Setelah bersempit-sempitan di dalam mobil akhirnya sekitar pukul 06.30 kami tiba juga di Tanjung Bira, tanpa basa basi kami langsung turun ke pantainya. "gila ini pasir apa tepung", kalimat yang selalu saya ucapkan di Tanjung Bira.  Hampir semua menunjukkan ekspresi aneh, entah kagum atau terlalu lapar karena belum makan dari Jakarta. Pagi itu Bira masih malu-malu menunjukkan kecantikannya.

Tanjung Bira

Pagi itu fokus kami adalah mendapatkan penginapan, maklum belum tidur dari Jakarta. Setelah mencari dan nego harga dapatlah di Penginapan Riswan. Pak Riswan merupakan orang yang pertama kali membuka penginapan dan mempopulerkan Tanjung Bira hingga seperti sekarang. Kami cukup membayar 350K/malam untuk 7 orang. Letak penginapan ini jika dari arah pintu gerbang Tanjung Bira maka berada di sebelah kiri jalan. Atas bantuan Pak Riswan juga kami mendapatkan kapal untuk snorkeling plus alatnya seharga 450k. Kelar istirahat dan makan kegiatan pertama di Bira adalah snorkeling di Pulau Lihukang. 


Kolam raksasa

lihukang Island

Menurutu guide kami yang merupakan warga asli lihukang,  ada dua destinasi di Tanjung Bira untuk snorkeling, yakni Lihukang dan Kambing. Tetapi karena cuaca tidak bersahabat maka kami hanya diajak melakukan aktivitas di Pulau Lihukang.

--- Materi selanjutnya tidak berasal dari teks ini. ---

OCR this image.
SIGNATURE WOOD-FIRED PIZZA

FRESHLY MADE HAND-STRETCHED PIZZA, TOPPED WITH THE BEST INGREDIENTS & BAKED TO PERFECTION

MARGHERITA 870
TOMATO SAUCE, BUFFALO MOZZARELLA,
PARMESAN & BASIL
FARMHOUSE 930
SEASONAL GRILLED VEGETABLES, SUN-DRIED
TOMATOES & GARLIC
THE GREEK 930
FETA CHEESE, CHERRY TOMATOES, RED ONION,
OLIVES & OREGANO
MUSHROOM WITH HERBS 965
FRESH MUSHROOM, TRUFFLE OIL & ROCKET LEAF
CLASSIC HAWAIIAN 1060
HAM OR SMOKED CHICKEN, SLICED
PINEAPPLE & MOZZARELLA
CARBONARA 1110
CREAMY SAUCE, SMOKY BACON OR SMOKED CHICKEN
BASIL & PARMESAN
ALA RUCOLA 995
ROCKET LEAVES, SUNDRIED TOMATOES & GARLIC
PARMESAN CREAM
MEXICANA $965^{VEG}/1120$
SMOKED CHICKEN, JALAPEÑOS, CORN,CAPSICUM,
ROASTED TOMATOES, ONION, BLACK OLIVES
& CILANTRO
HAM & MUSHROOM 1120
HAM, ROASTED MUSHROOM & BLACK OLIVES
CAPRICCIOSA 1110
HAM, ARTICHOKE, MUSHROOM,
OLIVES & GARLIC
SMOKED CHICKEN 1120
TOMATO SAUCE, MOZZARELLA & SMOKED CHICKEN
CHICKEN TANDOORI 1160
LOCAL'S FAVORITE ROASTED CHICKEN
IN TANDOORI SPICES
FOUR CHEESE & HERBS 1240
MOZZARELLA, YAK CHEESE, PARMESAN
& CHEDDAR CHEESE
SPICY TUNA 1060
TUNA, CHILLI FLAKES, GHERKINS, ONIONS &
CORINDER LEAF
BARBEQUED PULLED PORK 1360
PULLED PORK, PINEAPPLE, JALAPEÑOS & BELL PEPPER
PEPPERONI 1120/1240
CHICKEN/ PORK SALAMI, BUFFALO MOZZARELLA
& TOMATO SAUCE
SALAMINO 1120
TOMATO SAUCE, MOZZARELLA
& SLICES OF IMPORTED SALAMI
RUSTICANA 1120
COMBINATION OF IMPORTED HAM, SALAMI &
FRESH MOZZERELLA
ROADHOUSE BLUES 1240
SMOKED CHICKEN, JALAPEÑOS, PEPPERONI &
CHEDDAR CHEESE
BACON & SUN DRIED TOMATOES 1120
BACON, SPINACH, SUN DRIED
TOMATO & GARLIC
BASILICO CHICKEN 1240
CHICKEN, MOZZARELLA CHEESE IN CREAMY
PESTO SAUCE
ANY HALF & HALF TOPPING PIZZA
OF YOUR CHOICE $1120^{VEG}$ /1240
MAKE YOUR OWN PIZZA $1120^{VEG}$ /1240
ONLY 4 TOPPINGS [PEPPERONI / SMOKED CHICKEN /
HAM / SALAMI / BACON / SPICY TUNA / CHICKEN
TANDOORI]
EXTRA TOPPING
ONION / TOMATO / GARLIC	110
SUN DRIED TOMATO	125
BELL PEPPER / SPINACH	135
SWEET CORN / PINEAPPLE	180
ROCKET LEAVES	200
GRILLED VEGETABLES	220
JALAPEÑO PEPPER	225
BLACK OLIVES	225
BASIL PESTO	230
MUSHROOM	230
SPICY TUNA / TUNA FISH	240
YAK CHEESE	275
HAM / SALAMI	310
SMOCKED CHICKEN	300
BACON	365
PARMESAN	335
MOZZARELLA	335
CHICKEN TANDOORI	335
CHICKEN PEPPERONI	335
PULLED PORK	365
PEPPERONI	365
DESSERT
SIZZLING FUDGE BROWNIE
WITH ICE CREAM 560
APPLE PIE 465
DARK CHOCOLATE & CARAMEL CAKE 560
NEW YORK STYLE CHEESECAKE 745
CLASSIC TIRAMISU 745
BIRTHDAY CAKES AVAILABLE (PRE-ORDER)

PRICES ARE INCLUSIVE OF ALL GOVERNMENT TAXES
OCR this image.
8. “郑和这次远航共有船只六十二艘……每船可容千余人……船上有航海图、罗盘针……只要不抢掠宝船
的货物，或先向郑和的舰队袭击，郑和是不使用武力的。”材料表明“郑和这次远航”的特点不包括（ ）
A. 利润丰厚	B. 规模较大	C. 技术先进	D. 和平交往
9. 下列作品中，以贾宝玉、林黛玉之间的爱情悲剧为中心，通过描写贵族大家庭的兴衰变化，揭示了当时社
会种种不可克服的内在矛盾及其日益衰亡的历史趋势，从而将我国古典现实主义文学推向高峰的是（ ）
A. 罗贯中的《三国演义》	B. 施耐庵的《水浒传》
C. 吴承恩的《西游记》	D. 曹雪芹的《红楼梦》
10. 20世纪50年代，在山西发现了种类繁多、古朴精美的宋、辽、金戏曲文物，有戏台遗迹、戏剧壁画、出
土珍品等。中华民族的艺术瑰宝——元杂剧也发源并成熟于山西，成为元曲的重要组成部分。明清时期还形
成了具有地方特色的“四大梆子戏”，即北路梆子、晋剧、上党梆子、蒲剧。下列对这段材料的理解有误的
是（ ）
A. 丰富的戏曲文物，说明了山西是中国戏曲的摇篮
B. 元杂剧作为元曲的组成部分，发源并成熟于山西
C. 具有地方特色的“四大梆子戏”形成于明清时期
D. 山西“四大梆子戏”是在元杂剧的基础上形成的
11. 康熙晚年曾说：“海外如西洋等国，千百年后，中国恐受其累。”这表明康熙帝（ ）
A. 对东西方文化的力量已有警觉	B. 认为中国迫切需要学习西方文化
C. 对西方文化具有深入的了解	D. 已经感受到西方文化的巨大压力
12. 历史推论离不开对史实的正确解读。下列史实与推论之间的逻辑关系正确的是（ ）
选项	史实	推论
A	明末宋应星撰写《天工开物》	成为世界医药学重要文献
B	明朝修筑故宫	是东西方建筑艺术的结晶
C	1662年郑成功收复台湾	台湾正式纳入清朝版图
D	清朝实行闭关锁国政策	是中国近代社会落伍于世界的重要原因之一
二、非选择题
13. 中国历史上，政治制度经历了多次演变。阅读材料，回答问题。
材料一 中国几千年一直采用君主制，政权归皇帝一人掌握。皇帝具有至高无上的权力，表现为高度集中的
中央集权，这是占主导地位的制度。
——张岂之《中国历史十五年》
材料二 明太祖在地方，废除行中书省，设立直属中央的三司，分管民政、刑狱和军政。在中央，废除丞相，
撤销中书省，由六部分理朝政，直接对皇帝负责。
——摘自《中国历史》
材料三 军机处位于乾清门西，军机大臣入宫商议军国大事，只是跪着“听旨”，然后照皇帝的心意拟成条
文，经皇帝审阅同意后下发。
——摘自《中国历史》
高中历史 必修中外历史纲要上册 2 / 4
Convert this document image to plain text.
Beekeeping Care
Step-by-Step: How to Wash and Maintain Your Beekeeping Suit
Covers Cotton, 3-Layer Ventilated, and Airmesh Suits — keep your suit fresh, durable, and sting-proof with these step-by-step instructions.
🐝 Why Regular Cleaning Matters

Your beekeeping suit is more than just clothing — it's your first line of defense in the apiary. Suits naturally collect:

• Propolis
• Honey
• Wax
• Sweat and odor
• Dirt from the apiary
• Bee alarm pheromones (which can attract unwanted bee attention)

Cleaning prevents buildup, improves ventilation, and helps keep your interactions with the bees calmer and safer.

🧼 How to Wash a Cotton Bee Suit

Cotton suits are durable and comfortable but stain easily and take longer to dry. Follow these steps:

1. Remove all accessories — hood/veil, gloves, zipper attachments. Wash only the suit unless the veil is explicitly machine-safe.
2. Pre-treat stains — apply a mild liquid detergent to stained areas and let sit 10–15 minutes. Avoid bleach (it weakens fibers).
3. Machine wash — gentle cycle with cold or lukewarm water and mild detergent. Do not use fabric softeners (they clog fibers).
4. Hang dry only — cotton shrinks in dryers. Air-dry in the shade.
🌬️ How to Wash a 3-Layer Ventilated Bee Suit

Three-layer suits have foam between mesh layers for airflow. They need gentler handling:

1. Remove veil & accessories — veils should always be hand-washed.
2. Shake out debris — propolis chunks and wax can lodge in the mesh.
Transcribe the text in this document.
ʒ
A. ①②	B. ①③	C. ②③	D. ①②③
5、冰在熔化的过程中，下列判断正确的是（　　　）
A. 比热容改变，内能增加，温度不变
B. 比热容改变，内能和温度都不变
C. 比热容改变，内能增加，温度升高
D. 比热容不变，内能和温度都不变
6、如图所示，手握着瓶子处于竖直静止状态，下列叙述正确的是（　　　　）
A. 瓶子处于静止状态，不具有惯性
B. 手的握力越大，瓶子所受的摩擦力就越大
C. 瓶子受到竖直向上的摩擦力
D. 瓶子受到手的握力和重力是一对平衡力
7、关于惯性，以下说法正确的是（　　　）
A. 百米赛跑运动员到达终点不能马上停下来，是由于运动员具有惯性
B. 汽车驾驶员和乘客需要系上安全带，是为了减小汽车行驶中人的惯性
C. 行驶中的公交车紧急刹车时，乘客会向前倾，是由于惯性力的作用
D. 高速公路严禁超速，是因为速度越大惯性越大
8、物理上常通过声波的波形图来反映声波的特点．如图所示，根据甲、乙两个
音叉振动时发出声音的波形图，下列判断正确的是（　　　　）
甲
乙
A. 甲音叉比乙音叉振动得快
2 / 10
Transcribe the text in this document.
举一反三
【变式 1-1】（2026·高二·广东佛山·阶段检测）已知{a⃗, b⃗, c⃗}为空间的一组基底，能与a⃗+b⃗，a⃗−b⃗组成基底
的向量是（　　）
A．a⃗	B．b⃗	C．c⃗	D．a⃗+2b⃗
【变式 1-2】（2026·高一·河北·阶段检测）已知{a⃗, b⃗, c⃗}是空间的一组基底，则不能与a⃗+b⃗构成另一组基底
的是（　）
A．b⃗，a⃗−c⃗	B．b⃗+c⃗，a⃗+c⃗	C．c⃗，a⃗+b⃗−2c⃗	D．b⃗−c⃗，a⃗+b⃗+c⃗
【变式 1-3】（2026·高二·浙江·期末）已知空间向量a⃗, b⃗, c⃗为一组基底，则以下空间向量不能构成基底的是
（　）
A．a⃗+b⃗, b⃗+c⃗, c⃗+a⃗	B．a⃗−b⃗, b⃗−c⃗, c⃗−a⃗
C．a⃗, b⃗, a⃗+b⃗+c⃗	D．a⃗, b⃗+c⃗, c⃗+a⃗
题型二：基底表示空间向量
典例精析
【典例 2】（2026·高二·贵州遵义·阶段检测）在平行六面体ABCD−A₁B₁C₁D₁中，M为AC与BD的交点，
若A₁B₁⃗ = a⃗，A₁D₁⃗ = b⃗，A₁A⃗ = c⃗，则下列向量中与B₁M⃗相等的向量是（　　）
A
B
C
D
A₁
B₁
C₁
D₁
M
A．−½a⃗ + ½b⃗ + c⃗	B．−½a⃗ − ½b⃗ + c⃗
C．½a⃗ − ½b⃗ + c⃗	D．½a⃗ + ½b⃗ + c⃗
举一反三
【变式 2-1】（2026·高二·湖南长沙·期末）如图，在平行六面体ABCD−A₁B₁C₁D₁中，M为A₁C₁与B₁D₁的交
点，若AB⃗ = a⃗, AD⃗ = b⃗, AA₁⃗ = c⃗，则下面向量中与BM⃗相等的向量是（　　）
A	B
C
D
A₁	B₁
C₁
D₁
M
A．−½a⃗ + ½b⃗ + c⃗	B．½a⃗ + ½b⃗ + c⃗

                Di dekat Pulau lihukang ada kolam buatan di tengah laut untuk penangkaran penyu mirip di Karimun Jawa, setelah menyandarkan kapal kami langasung berenang diantara ikan dan penyu sekaligus berfoto. Tapi sayangnya tempat ini tidak terawat, menurut penurut pemandu kami tempat ini sengaja ditutup sementara karena ada kisruh diantara pengelolanya, apapun itu semoga cepat terselesaikan dan tidak menggangu pariwisata di Tanjung Bira.


Thopa diantara ikan

                Dari Pulau Lihukang, kami kembali ke Penginapan dan bergegas mengejar Sunset, berbekal peta “kuno” buatan Pak Riswan berangkatlah menuju Small mountain Puajanggo. Letak masuk ke Puajanggo ada di dekat Pelabuhan kapal menuju Selayar, ditandai dengan sebuah gapura. Puajanggo sendiri merupakan bukit yang persis ada di belakang Tanjung Bira, jika dari arah Bulukumba, bukit ini ada di sebelah kanan jalan. Butuh waktu 15 menit untuk kami berkendaraan dari Tanjung Bira ke gapura Puajanggo, awalnya kami menuju ke Puncak Puajanggo dengan berkendaraan, tetapi karena kondisi yang tidak memungkinkan akhirnya dilanjutkan berjalan kaki. Kontur Puajanggo berupa karang-karang tajam yang beberapa bagiannya ditutupi tanah.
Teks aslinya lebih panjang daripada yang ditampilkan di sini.